The Northern Transversal Strip was officially created during the government of General Carlos Arana Osorio in 1970, by Legislative Decree 60-70, for agricultural development. The decree literally said: "It is of public interest and national emergency, the establishment of Agrarian Development Zones in the area included within the municipalities: San Ana Huista, San Antonio Huista, Nentón, Jacaltenango, San Mateo Ixtatán, and Santa Cruz Barillas in Huehuetenango; Chajul and San Miguel Uspantán in Quiché; Cobán, Chisec, San Pedro Carchá, Lanquín, Senahú, Cahabón and Chahal, in Alta Verapaz and the entire department of Izabal."

=== Guerrilla Army of the Poor ===

On January 19, 1972, members of a new Guatemalan guerrilla movement entered Ixcán, from Mexico, and were accepted by many farmers; in 1973, after an exploratory foray into the municipal seat of Cotzal, the insurgent group decided to set up camp underground in the mountains of Xolchiché, municipality of Chajul.

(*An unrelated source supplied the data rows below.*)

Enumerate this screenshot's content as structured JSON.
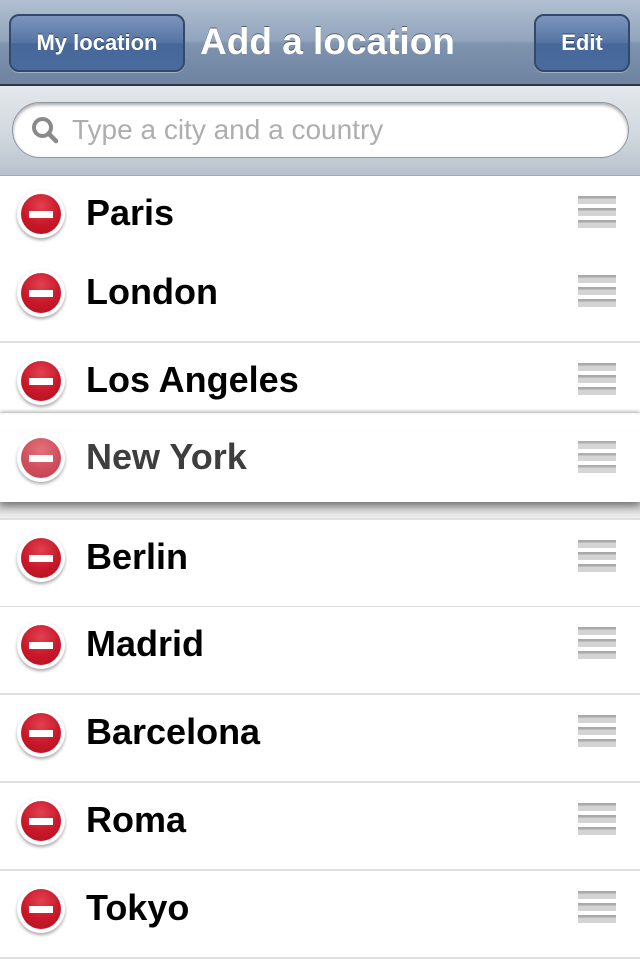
{
  "navbar": {
    "left_button": "My location",
    "title": "Add a location",
    "right_button": "Edit"
  },
  "search": {
    "placeholder": "Type a city and a country",
    "value": "",
    "icon": "search-icon"
  },
  "locations": [
    {
      "name": "Paris",
      "state": "normal"
    },
    {
      "name": "London",
      "state": "normal"
    },
    {
      "name": "Los Angeles",
      "state": "normal"
    },
    {
      "name": "New York",
      "state": "dragging"
    },
    {
      "name": "Berlin",
      "state": "normal"
    },
    {
      "name": "Madrid",
      "state": "normal"
    },
    {
      "name": "Barcelona",
      "state": "normal"
    },
    {
      "name": "Roma",
      "state": "normal"
    },
    {
      "name": "Tokyo",
      "state": "normal"
    }
  ],
  "icons": {
    "delete": "delete-minus-icon",
    "reorder": "reorder-grip-icon"
  },
  "colors": {
    "navbar": "#7f93ae",
    "button": "#4a6b9d",
    "delete": "#c8182a"
  }
}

In 1974 the insurgent guerrilla group held its first conference, where it defined its strategy of action for the coming months and called itself Guerrilla Army of the Poor (-Ejército Guerrillero de los Pobres -EGP-). In 1975 the organization had spread around the area of the mountains of northern municipalities of Nebaj and Chajul. As part of its strategy EGP decided to perpetrate notorious acts which also symbolized the establishment of a "social justice" against the inefficiency and ineffectiveness of the judicial and administrative State institutions. They also wanted that with these actions the indigenous rural population of the region identified with the insurgency, thus motivating them to join their ranks. As part of this plan it was agreed to do the so-called "executions"; in order to determine who would be subject to "execution", the EGP gathered complaints received from local communities. For example, they selected two victims: Guillermo Monzón, who was a military Commissioner in Ixcán and José Luis Arenas, the largest landowner in the area, and who had been reported to the EGP for allegedly having land conflicts with neighboring settlements and abusing their workers. Arenas, who at that time a journalist had nicknamed as the "Ixcán Tiger" had been active in Guatemalan politics and during Carlos Arana Osorio presidency (1970–1974) was in charge of the Promotion and Development of Petén agency (FYDEP); later, he left politics for agriculture in his coffee and cardamom plantations in the Ixcán and the Ixil area, in Quiché.

On Saturday, 7 June 1975, José Luis Arenas was murdered when he was in the premises of his farm "La Perla" to pay his workers. In front of his office there were approximately two to three hundred people to receive their payment and four EGP members hidden among the farmers. After the business at hand was over, guerrilla members destroyed the communication radio of the farm and executed Arenas. Following Arenas murder, the guerrilla members spoke in Ixil language to the farmers, informing them that they were members of the Guerrilla Army of the Poor and had killed the "Ixcán Tiger" due to his alleged multiple crimes against community members. Then the attackers fled towards Chajul.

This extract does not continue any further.